An image published in a German magazine about 124 years ago is turning heads this week.
The picture, published in 1892, shows a drawing of a duck-rabbit hybrid, and it is supposed to be a psychological test. It was later made famous by U.S. psychologist Joseph Jastrow in 1899.
The Daily Mail reported on Jastrow’s findings, and he said that the speed in which someone sees each animal—the bunny and the duck—is an indicator of one’s creativity level.
He used the illusion to determine how people “see” with their brains as well as their eyes. His research suggested that more creative people can switch between the duck and the rabbit at ease. The faster one does this, the quicker one’s brain works, he said.
However, the theory linking one’s creativity level and one’s ability to switch between the rabbit or duck might not be all that legitimate.
A study published by the University College London stated that the figure “is very biased towards the duck.” It found there were nearly two and a half times as many duck responses as rabbit responses.
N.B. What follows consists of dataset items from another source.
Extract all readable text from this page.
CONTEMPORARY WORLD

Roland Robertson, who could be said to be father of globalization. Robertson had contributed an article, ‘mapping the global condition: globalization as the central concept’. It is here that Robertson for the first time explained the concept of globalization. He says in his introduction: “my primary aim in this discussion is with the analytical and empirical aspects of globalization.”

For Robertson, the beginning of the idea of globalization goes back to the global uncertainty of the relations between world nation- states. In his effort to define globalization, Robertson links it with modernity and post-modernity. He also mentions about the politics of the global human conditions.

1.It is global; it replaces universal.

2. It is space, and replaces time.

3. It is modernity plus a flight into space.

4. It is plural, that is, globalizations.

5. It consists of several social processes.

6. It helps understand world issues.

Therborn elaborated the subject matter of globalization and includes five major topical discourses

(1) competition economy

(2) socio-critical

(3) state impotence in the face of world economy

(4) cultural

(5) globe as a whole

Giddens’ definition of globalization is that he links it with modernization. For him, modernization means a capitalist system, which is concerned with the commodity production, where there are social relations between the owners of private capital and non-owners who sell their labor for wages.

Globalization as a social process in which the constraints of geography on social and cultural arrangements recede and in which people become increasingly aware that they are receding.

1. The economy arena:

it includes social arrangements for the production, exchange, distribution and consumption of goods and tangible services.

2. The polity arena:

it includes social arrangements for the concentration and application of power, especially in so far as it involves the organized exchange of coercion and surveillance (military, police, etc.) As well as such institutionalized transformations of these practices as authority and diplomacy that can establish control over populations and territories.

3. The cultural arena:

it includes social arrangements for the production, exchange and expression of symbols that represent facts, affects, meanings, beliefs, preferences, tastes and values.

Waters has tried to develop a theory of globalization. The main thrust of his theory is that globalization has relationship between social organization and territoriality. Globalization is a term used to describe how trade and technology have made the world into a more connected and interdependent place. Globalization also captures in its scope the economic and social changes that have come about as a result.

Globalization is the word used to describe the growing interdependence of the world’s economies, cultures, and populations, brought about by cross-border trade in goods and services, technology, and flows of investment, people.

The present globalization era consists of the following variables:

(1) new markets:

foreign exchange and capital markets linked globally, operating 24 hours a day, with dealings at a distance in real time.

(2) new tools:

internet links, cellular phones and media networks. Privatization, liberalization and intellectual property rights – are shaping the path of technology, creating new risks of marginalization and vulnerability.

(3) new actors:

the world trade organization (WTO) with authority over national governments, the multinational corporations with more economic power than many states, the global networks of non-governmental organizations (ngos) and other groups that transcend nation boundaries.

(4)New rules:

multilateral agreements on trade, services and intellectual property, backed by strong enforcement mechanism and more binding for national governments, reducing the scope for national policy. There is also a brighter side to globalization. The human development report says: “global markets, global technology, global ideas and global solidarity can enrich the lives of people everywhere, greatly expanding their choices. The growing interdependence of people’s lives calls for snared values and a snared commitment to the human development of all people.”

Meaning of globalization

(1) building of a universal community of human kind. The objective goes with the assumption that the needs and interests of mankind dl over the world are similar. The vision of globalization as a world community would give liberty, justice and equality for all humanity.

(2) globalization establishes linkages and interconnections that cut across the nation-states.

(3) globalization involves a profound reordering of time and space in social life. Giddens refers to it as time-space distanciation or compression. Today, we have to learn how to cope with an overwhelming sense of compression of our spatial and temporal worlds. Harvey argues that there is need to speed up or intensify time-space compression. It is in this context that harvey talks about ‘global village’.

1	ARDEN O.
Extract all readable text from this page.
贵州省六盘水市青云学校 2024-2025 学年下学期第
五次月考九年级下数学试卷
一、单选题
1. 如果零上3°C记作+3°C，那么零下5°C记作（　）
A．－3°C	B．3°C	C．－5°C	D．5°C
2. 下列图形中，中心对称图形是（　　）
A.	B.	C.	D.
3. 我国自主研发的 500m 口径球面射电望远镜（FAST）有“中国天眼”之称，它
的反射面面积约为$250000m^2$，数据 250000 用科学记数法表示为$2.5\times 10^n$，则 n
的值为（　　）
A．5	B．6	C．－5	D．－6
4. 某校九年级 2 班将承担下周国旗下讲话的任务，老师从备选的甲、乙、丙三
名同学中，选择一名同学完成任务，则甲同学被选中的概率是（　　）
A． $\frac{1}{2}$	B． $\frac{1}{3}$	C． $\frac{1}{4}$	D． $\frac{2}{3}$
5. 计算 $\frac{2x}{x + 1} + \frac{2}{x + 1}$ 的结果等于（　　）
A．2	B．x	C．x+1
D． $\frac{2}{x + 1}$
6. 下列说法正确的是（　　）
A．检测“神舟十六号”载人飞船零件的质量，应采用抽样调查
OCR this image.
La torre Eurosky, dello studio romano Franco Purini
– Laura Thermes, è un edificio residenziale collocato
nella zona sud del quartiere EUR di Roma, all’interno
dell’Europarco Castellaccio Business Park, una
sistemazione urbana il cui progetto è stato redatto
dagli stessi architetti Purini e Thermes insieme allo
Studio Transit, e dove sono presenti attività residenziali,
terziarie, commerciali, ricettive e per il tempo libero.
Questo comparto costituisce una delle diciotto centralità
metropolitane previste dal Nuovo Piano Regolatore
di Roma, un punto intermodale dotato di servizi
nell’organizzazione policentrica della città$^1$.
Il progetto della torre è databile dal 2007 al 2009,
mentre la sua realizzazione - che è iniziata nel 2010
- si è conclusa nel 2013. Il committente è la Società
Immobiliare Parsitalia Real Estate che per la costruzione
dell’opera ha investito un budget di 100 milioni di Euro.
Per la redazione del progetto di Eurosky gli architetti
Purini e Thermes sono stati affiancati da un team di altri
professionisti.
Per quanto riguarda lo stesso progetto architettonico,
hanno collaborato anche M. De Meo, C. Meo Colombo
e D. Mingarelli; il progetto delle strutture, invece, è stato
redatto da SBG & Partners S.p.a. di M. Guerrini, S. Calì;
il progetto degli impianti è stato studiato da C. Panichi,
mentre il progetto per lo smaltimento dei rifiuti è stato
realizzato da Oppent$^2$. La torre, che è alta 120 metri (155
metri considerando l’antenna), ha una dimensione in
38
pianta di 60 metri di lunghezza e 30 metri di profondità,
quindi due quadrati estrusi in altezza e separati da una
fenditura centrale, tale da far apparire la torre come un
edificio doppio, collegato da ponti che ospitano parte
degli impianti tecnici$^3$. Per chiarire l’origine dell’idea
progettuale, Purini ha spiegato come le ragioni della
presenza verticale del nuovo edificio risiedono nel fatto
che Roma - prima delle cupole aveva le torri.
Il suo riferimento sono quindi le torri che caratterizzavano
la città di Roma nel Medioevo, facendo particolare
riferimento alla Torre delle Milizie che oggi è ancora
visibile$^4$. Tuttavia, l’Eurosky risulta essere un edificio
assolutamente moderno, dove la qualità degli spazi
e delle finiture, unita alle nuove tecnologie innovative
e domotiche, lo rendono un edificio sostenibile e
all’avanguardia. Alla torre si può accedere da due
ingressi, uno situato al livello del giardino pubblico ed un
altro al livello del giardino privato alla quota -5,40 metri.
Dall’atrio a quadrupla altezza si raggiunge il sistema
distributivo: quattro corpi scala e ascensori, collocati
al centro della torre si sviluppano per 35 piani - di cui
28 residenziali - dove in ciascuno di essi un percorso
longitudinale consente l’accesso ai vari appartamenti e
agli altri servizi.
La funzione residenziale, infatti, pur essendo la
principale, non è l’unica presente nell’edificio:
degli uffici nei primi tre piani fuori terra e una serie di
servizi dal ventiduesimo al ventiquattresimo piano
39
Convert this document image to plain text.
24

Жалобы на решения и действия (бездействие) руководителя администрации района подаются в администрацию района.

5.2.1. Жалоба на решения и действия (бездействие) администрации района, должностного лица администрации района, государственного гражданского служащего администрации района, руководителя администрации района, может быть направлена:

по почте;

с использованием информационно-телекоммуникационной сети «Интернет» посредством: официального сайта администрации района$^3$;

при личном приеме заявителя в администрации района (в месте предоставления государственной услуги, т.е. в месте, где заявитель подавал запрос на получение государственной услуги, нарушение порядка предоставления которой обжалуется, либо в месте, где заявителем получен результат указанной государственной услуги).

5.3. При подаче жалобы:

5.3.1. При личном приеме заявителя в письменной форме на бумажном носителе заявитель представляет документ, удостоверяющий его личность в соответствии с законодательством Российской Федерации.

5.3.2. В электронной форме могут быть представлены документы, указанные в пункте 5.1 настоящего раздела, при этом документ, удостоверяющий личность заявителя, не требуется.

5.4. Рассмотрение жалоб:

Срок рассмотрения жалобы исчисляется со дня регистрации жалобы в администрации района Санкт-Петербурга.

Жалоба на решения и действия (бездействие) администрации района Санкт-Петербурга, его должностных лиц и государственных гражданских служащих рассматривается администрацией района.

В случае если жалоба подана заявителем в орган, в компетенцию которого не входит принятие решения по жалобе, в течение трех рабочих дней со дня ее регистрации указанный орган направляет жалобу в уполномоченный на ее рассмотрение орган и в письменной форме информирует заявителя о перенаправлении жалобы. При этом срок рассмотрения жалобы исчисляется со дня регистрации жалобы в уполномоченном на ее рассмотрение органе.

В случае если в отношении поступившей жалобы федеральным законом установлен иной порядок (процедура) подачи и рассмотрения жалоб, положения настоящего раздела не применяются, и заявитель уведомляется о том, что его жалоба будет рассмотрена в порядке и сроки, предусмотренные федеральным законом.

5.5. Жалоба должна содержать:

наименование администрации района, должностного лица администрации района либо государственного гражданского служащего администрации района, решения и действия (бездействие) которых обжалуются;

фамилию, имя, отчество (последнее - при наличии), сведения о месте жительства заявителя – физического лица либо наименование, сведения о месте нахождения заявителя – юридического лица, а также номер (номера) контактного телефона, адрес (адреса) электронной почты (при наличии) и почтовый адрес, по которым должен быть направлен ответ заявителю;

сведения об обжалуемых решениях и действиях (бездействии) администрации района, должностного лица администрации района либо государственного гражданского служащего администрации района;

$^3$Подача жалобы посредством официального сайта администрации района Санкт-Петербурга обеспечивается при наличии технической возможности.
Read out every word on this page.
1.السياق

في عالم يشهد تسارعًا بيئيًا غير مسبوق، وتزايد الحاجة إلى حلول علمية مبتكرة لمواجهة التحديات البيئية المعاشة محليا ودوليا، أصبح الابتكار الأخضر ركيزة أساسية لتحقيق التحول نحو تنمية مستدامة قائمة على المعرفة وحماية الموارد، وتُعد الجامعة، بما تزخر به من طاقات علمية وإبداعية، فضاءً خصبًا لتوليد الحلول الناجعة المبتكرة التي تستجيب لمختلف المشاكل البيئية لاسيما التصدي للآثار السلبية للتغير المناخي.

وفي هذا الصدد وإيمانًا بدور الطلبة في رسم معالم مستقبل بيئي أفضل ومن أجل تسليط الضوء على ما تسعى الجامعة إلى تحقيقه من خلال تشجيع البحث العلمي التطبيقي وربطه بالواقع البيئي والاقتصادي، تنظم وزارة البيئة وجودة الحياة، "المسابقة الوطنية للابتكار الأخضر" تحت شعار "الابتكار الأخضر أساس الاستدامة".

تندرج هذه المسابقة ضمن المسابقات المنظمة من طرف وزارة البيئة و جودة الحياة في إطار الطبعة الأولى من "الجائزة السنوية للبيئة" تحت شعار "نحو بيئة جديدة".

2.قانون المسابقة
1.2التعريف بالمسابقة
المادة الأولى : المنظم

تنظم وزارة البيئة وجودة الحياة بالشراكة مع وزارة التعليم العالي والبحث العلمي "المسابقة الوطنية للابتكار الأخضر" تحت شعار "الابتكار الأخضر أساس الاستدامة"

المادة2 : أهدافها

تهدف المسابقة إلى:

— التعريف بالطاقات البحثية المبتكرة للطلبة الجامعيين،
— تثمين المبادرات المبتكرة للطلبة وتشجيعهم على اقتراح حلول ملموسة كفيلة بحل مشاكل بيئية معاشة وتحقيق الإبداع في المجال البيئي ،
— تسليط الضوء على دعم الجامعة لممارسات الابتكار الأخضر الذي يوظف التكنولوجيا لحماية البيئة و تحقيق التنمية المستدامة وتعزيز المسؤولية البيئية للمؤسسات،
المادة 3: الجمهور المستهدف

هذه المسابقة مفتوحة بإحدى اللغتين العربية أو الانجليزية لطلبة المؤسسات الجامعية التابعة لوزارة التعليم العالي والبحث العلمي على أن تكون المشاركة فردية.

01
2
“Analysing the reasons for that are not easy given the present data, but one possibility is that most individuals, regardless of handedness, tend to scan from left to right,” the study reads. It notes also that while “the duck can be seen as very many different types of bird, the rabbit is far more restricted.” The study then says that the angle at which one views the image is also noteworthy.
And according to an earlier Mathworld article, “Children tested on Easter Sunday are more likely to see the figure as a rabbit, whereas when tested on a Sunday in October, they tend to see it as a duck.”